Think about it in terms of duty. Chris Cuomo has a duty to his viewers and a duty to his family.

If your brother is in trouble, you generally have a duty to help him out. We can debate how Andrew’s culpability plays into Chris’s duty here. Obviously, Chris can’t morally aid and abet Andrew’s predations. If Chris believes Andrew is guilty, that obviously changes how Chris ought to advise his brother.

But it’s far too broad a claim to assert that because Chris is a journalist, he cannot help his brother on anything touching politics. What makes this hard-and-fast rule less apt is that Chris is a liberal opinion journalist whose politics and partisanship are obvious to everyone.

How should we consider Chris Cuomo’s duty to his viewers? The key here is that a TV show host owes it to his viewers (and his employer) not to use his perch for personal causes. People are tuning in to get what you, a professional, believe is the most important news and commentary. If you instead use it to pump up your friends or family, you are abusing your privileged position.
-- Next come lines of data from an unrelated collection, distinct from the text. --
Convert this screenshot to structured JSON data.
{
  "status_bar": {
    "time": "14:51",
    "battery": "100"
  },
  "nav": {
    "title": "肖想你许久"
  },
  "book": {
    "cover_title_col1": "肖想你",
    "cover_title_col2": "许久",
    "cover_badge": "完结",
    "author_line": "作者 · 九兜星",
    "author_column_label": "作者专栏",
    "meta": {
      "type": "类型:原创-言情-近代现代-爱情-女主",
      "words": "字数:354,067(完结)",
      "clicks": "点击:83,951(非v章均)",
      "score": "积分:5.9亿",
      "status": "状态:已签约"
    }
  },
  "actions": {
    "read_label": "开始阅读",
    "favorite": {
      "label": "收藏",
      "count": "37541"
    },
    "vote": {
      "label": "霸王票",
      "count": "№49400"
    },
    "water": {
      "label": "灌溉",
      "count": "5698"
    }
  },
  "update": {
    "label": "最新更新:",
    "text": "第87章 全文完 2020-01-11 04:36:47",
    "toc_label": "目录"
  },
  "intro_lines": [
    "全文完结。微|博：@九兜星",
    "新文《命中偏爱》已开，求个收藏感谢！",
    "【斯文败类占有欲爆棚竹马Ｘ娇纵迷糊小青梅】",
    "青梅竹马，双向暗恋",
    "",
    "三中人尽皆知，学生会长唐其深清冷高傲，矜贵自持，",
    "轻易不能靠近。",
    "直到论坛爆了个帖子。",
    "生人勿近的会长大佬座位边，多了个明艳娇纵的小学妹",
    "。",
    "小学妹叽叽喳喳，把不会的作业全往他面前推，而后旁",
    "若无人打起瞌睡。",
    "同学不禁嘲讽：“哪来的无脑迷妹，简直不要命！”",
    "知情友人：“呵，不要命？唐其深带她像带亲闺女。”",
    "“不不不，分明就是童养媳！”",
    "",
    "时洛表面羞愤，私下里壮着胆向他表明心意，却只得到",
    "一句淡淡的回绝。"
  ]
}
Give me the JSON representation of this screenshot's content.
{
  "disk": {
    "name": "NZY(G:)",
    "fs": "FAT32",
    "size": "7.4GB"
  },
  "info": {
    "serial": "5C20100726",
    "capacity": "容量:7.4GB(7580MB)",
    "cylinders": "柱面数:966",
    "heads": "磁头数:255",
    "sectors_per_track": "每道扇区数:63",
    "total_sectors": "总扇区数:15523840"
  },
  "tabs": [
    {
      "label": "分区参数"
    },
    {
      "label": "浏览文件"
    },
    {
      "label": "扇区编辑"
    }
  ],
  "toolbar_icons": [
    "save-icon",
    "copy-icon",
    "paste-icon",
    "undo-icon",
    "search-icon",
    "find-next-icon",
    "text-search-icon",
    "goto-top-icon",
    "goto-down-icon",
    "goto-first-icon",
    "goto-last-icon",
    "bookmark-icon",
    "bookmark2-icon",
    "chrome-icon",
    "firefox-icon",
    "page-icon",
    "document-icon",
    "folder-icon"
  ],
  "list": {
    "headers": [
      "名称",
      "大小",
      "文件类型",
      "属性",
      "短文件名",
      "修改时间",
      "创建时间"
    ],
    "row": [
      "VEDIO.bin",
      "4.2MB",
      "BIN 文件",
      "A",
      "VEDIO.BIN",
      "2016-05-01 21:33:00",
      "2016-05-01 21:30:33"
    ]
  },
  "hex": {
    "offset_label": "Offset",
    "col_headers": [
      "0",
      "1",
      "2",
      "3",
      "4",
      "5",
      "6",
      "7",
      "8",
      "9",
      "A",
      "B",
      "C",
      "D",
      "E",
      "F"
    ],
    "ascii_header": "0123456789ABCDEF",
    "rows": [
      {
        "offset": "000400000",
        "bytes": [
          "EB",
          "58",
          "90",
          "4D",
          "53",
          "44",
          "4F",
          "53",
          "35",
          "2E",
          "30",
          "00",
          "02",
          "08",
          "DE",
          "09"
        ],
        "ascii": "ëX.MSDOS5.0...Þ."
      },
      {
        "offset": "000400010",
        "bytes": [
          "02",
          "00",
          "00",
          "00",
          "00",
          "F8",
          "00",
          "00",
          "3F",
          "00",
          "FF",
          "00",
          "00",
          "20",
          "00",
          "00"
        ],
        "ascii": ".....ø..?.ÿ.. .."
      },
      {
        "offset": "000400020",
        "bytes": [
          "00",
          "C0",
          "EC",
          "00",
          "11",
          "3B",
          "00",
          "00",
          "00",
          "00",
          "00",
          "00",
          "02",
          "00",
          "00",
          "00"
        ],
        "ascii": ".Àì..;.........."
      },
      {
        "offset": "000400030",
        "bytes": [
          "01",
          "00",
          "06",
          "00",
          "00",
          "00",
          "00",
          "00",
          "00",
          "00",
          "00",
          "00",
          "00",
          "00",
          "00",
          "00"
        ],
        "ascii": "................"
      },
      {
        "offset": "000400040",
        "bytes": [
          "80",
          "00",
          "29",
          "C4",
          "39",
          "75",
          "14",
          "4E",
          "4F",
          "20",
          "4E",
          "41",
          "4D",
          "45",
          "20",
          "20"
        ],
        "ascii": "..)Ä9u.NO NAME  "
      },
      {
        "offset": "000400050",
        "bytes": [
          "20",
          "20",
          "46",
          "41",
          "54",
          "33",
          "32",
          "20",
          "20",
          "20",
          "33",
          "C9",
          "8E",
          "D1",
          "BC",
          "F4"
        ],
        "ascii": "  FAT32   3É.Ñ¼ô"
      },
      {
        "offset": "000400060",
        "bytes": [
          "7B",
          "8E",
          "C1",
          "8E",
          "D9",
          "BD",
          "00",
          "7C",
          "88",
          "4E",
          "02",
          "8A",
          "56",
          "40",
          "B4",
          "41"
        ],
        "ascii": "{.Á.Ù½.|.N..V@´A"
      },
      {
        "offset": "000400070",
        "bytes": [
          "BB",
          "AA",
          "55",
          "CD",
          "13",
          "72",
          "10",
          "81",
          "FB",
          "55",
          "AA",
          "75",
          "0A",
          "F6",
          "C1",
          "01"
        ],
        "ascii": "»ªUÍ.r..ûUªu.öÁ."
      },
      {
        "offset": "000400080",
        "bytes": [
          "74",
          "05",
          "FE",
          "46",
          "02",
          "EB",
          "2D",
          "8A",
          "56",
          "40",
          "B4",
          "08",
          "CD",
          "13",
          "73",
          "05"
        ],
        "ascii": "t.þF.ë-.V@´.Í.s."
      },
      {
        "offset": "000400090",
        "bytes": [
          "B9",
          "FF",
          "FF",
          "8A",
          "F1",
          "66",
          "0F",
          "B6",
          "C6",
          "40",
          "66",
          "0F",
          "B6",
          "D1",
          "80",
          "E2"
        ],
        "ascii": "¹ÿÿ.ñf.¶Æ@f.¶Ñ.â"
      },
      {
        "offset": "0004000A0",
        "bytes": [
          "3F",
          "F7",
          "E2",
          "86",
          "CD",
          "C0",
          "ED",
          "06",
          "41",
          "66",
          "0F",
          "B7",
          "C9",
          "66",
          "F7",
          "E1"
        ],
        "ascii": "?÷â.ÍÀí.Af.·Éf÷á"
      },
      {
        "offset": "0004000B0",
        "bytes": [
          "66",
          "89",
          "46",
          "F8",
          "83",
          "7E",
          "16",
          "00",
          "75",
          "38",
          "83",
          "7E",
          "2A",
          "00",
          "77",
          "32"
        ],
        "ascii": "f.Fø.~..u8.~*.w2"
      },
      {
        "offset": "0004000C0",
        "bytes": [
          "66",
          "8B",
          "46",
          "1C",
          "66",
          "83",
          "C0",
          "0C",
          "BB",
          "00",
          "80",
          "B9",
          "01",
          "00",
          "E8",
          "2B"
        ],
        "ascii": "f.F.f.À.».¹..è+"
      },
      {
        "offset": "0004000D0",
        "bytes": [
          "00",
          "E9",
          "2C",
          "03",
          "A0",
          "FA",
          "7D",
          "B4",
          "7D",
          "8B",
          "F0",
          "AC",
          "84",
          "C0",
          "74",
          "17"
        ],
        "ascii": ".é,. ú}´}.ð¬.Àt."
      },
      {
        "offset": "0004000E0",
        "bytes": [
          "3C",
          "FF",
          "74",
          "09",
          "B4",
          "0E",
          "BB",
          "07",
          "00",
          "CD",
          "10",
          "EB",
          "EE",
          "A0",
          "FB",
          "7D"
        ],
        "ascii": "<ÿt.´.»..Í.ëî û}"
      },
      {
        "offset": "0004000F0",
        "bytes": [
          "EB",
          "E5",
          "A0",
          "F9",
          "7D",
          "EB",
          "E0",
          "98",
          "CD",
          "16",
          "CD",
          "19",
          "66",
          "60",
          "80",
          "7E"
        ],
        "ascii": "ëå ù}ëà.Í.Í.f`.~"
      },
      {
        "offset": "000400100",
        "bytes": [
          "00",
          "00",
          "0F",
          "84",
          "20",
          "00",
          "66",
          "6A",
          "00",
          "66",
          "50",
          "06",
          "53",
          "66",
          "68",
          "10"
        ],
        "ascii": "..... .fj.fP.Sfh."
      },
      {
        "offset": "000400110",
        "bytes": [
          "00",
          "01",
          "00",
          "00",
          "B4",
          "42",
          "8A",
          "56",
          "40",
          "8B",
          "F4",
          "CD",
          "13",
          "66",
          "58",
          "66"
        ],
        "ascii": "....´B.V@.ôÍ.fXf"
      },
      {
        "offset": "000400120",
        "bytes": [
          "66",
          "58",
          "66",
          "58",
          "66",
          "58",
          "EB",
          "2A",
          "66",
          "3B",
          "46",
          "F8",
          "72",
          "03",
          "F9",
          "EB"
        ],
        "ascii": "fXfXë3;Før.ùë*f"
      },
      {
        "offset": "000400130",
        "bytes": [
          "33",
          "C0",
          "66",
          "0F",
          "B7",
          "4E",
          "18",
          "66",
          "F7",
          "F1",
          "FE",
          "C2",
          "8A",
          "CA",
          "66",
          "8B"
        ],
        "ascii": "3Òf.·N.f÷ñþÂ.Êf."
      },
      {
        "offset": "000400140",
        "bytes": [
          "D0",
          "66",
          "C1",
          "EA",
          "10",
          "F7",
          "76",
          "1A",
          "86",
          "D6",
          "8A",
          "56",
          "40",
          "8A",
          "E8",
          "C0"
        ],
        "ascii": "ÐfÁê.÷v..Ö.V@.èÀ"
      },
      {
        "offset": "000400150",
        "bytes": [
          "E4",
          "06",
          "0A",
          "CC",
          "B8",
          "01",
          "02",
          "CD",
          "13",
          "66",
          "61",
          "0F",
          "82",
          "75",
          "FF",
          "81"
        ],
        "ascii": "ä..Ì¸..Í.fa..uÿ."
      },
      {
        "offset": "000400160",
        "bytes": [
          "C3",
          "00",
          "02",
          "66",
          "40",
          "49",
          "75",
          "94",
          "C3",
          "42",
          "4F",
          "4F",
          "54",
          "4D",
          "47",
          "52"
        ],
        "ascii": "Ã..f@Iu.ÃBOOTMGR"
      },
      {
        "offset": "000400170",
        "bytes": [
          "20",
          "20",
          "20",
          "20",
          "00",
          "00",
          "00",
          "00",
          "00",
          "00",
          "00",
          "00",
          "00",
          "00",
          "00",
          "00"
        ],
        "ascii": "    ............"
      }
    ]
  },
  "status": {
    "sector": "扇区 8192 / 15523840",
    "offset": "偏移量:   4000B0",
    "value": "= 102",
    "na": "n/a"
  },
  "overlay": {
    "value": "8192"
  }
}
That’s clearly what Chris Cuomo did in 2020 when he had a series of puff segments with his brother, a governor whose incompetence helped kill thousands of people.

Chris Cuomo maybe should have gone further and avoided covering anything that touched on his brother’s problems — that is, lay off of Florida Gov. Ron DeSantis and don’t cover other politicians’ sexual harassment accusations. At some point, the viewers or the CNN brass might say, “your list of recusals makes you unable to host a whole show, so we’re going to make you a reporter on an issue you can cover without conflict.”

None of this is simple. Ethics can be complex. But what’s not complicated is this: A man’s duty to his brother comes ahead of his duty to his employer or his customers.